- Global stocks fall amid Federal Reserve caution.
- Dr Martens results worse than expected.
- Auto Trader shares up 10% on full year results.
- Oil price dips on demand concerns.
- Salesforce feels wrath of the market.
Sophie Lund-Yates, lead equity analyst, Hargreaves Lansdown:
“The UK’s blue chips have continued their decline, following a negative trading session in the US yesterday. There continues to be movement in treasury yields, which is affecting sentiment. Treasury yields have risen to four-week highs, following relatively cautious comments from the Federal Reserve about the interest rate cutting cycle, which has dented market confidence. The reality is there’s no immediate catalyst for the UK market to perk up and it will remain firmly in the hands of improved macroeconomic news. Rishi Sunak’s promise to deliver interest rate cuts if he wins the upcoming election won’t be a potent enough prospect to lift the mood just yet.
Despite concerns that Dr Martens investors would put the boot in, the shares have risen following weak full year results. Pre-tax profits have fallen almost 43% in the year, as disappointing consumer demand in the US has weighed heavily on performance. Management has promised a hefty cost-saving plan to try and lace margins back together, but being forced to trim fat under duress is not where any company wants to be. There have long been question marks over Dr Martens expansion execution and these figures won’t help allay these fears. The group has a strong heritage brand, but sits in a very tricky part of the fashion market in the current environment. The positive share price reaction is likely more to do with relief that management’s grasping the nettle than it is to do with concrete optimism.
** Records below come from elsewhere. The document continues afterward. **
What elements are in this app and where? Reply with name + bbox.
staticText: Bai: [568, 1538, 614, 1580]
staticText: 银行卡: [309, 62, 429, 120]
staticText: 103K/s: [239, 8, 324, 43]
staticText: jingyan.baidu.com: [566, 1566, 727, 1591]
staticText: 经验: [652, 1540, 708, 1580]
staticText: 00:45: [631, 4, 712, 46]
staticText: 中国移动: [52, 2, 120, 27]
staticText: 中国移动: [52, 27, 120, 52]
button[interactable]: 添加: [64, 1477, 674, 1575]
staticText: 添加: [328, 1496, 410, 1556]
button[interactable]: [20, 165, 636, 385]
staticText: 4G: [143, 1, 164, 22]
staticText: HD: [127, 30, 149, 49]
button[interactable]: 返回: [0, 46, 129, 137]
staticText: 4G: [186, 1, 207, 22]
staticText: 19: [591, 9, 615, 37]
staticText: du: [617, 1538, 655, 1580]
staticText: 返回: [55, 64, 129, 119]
It’s better news for Auto Trader, whose revenue shot up 14% in the last financial year, and the shares have been given a boost in response. Despite softening car prices, overall, the car market has been strong for the group, and crucially, its operating margins continue to sit in the 70% range. This is a cornerstone of the investment case, as is Auto Trader’s market dominance. Newer entrants to the market, as Cazoo has showed us, have an uphill battle to climb when it comes to muscling in on Auto Trader’s market share.
Brent crude prices are sitting around $83.4 a barrel, as growing expectations that borrowing costs will be higher for longer, hurting the demand outlook. Commodities and broader risk assets have seen a sell-off in response.”
Salesforce- Matt Britzman, equity analyst:
“Salesforce felt the wrath of the market in after-hours trading after a disappointing quarter. Revenue and operating margins were worse than expected, and guidance also came in light. As bad quarters go, this had all the bells and whistles. Many were hoping to see the macro green shoots discussed back in fourth quarter results starting to break ground, but that wasn’t the case – in fact, it’s almost as if things have gone backwards. Customers are keeping their purse strings tight when it comes to adopting new software services and that’s keeping a lid on top-line growth. There were some glimmers of progress being made from the AI services that Salesforce is slowly rolling out. But it’s becoming quite apparent that the boom seen by those enabling the AI transition (think Nvidia and the cloud giants) isn’t yet translating to those who’ll be offering services off the back of it. After a period of getting fit, Salesforce looks in much better shape to reaccelerate top-line growth – it now needs to start delivering.”